En todo caso, lo más sorprendente de este joven amante de la literatura de héroes que pudo hacer sus sueños realidad es la dimensión mítica que adquirió su figura, es decir, cómo él mismo devino un héroe fabuloso y casi novelesco. Más allá de la ya conocida peripecia histórica del Alejandro conquistador, su perfil más personal, su contrapartida y poliédrica personalidad, y, sobre todo, la magnitud de su leyenda con el pasar del tiempo en los diversos ámbitos geográficos y culturales a los que llegó el eco de sus hazañas se ponen de manifiesto también en este libro de Citati. Pienso por ejemplo en nuestro «Libro de Alexandre» y su precedente francés el «Roman d’Alexandre», donde aparece un Alejandro curioso e impenitente explorador de mundos más allá de lo razonable, en la tradición del Alejandro eslavo y ruso –recuérdese que varios zares rusos llevaron su nombre–, el rey cortés de Centroeuropa (los Alejandros alemanes de Lamprecht o Hartlieb), el «Al-Iskandar» árabe, que aparece en «Las mil y una noches», el Eskandar persa o Sekandar del Šahname de Ferdowsi o el Sikandar de los que los reyezuelos índicos se decían descendientes, etc. Toda esa fascinante tradición está representada por estupendos relatos novelescos que lindan con la fantasía e incluso con la ciencia ficción y cuyos orígenes se remontan sin duda a los historiadores y fabuladores que acompañaron la expedición de Alejandro, pero que están representados por libros apócrifos tan curiosos como la novela del Pseudo-Calístenes, espléndidamente traducida y editada por Carlos García Gual en la Biblioteca Clásica Gredos. En fin, el libro de Citati, con discreta erudición y pluma ágil y sugerente, nos invita a regresar de nuevo a la leyenda del monarca de mil caras, conquistador, soñador, descubridor, y reinventor de la historia llamado Alejandro; a redescubrir la mirada magnética del rey macedonio, de ojos heterócromos –sobre los que escribieron Plutarco o Julio Valerio y que el artista del mosaico napolitano trazó con rasgos fabulosos–, que supo cambiar el mundo para siempre.

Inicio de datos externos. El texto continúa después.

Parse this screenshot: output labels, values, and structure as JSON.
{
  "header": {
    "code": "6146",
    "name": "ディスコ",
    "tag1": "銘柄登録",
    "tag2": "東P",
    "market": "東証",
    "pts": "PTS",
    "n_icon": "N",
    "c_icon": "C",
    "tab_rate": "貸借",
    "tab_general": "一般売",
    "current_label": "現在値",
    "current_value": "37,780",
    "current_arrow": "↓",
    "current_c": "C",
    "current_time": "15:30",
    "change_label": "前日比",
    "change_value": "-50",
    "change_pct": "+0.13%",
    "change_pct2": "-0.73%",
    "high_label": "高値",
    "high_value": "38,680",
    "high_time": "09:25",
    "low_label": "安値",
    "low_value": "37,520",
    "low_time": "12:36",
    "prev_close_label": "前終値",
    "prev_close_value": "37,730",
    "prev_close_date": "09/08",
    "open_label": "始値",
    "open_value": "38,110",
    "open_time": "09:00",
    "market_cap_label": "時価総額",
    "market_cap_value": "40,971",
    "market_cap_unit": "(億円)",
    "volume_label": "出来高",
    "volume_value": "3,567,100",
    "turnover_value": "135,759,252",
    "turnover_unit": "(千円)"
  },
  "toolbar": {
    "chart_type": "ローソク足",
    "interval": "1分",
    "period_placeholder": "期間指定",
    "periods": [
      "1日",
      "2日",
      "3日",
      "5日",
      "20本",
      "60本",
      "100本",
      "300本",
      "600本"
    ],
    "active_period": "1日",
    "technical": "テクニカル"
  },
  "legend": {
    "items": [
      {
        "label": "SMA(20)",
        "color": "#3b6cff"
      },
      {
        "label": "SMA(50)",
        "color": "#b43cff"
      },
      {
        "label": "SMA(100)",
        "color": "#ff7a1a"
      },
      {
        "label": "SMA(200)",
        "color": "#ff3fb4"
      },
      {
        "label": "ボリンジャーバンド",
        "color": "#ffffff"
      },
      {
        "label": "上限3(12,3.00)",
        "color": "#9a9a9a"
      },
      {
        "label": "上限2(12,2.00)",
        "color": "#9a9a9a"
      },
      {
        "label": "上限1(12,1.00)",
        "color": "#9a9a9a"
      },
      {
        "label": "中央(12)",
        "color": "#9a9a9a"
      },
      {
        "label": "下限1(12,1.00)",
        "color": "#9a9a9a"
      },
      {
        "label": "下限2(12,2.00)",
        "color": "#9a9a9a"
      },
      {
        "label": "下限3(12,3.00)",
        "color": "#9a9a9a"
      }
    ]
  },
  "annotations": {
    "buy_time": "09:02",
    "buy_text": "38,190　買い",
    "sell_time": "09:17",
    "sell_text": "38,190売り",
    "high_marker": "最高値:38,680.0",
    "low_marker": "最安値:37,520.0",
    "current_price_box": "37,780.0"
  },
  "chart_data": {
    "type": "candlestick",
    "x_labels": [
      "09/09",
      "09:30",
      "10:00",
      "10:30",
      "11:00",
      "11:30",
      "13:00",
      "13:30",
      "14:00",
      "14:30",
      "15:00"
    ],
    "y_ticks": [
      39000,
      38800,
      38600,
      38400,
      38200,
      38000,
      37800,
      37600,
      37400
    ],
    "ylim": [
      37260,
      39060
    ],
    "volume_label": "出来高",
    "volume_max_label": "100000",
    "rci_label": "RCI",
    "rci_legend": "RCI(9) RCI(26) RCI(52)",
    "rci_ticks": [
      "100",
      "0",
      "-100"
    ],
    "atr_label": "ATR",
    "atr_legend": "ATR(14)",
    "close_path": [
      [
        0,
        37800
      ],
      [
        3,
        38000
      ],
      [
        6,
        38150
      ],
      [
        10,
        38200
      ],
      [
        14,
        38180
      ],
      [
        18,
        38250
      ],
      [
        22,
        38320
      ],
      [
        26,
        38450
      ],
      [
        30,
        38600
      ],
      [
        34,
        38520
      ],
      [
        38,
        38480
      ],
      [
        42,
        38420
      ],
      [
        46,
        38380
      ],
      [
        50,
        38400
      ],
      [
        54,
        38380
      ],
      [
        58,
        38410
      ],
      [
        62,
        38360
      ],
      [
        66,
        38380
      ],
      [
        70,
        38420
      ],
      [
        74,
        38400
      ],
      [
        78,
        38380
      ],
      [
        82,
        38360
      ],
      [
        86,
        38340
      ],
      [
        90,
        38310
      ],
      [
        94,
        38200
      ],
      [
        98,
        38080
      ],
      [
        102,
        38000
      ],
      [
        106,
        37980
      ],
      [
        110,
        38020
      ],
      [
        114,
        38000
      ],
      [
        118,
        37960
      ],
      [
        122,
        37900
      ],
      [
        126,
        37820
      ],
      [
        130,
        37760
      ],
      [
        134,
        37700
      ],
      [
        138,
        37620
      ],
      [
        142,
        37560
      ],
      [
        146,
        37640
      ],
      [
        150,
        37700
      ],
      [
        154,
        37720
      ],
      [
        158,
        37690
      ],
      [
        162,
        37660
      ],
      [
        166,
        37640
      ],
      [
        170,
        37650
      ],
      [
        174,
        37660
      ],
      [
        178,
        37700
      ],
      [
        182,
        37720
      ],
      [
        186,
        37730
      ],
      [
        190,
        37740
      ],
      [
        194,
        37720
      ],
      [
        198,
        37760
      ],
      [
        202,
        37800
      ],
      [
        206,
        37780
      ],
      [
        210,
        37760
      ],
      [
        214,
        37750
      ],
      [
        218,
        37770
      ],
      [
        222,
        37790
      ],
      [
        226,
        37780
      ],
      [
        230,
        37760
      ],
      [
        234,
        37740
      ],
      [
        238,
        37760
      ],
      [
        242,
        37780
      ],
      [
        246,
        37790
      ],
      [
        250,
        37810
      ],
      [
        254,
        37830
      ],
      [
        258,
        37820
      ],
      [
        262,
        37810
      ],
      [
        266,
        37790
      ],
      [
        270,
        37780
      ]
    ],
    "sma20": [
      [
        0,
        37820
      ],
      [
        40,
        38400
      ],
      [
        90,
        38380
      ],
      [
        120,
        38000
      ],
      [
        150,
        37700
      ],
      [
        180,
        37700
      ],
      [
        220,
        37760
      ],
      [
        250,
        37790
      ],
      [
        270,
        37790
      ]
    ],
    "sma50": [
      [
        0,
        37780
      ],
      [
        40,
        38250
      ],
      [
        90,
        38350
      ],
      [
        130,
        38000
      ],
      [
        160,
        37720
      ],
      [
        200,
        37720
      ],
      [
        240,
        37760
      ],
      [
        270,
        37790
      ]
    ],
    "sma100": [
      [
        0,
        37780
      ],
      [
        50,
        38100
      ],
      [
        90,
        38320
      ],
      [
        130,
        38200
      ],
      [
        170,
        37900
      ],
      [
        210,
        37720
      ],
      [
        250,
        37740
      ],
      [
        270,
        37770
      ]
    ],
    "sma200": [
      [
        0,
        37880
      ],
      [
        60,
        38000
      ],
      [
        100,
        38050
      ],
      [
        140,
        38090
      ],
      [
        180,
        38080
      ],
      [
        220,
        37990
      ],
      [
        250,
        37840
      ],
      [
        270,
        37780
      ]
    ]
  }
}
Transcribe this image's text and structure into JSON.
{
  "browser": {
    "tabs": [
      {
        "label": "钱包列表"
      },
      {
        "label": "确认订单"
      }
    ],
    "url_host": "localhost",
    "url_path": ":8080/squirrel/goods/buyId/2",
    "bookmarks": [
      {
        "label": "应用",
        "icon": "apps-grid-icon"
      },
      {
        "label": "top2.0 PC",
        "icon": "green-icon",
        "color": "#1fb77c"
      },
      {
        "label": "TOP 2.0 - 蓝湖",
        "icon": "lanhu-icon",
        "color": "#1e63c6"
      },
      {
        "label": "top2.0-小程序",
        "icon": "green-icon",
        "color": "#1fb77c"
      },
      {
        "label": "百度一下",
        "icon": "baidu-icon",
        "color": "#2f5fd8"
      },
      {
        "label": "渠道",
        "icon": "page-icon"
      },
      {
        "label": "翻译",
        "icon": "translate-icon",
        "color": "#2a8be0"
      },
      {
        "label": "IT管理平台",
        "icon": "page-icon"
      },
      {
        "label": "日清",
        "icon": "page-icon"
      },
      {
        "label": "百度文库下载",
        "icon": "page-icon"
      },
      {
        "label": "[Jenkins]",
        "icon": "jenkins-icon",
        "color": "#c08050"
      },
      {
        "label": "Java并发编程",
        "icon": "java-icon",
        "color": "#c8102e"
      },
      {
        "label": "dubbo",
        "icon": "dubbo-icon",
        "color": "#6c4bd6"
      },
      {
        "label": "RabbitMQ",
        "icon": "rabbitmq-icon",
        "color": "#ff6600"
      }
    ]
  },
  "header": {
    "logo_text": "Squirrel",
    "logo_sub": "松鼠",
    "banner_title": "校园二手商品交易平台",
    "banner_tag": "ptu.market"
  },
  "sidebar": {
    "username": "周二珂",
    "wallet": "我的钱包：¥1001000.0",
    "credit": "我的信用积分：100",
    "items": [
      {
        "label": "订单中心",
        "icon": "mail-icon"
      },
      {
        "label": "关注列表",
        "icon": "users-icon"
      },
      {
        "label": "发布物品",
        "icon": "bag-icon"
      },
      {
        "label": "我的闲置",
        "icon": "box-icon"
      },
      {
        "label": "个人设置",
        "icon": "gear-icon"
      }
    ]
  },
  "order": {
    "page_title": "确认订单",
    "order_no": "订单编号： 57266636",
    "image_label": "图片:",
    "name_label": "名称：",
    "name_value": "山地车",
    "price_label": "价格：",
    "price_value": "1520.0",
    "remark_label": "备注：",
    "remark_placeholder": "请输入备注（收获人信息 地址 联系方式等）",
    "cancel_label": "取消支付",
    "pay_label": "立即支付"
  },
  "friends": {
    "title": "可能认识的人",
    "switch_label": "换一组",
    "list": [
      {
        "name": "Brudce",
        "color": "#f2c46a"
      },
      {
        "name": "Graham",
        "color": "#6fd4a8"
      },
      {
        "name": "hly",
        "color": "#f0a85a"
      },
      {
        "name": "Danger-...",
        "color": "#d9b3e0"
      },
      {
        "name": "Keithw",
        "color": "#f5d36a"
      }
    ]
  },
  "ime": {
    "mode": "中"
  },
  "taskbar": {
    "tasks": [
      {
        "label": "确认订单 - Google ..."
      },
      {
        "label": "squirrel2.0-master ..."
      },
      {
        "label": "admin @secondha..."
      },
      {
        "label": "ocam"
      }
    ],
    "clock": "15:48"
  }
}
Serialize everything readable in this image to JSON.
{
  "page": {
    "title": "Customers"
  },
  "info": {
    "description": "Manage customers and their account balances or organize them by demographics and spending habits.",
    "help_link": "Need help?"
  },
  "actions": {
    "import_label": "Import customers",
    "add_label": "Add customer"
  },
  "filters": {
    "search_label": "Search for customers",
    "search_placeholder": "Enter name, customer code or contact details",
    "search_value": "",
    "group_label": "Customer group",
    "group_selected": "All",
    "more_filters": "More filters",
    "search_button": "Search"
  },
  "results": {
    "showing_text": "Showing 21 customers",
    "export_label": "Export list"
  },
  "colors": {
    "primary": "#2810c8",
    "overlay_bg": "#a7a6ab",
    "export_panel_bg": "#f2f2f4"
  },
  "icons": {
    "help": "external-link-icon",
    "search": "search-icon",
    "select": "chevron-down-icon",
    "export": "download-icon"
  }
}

Una muerte por fiebres tifoideas o meningitis

Durante muchos siglos, y dada la propensión al asesinato político en la corte macedonia, se pensó que Alejandro III, más conocido como Magno, había sido envenenado en Babilonia por algún grupo de descontentos en el marco de una conspiración. Así se insinúa ya en las fuentes clásicas, como Diodoro o Plutarco. El episodio habría tenido lugar en un banquete en honor del almirante Nearco en el que participaron sus hombres de más estrecha confianza. Durante la sobremesa, Alejandro tuvo que abandonar la sala preso de un agudo dolor. Aquella noche comenzó su fiebre sin que los médicos pudieran determinar claramente los síntomas de su dolencia. Unos días más tarde, empezó a sentirse mejor. Se dio un baño, comió con apetito y recibió la visita de sus amigos. Se habló entonces de los últimos preparativos para una próxima expedición a Arabia, fijándose incluso una fecha concreta. Pero esta mejoría fue breve y la fiebre le subió con más virulencia que antes. Cuando Alejandro intentaba cumplir con sus tareas de gobierno había que sostenerlo en pie y su estado empeoraba visiblemente ante la preocupación de su entorno inmediato. A la mañana siguiente sus condiciones de salud sufrieron una crisis dramática. Casi no podía moverse e incluso hablar le causaba una gran fatiga. No tardó mucho en trascender entre sus tropas la noticia de la grave enfermedad del rey. Cuando se difundió que podría estar muerto, sus soldados se abrieron paso a empujones hasta llegar a su rey. Y, en efecto, lo encontraron totalmente desfallecido sobre su lecho. La noche del diez de junio del año 323 moría Alejandro a los 32 años de edad, tras un reinado de casi 13. El hecho de que entre el comienzo de las fiebres y la muerte hubieran pasado unos doce días habla en contra de la teoría del veneno: hoy, los historiadores médicos apuestan por una fiebre tifoidea o, más probablemente por una meningitis.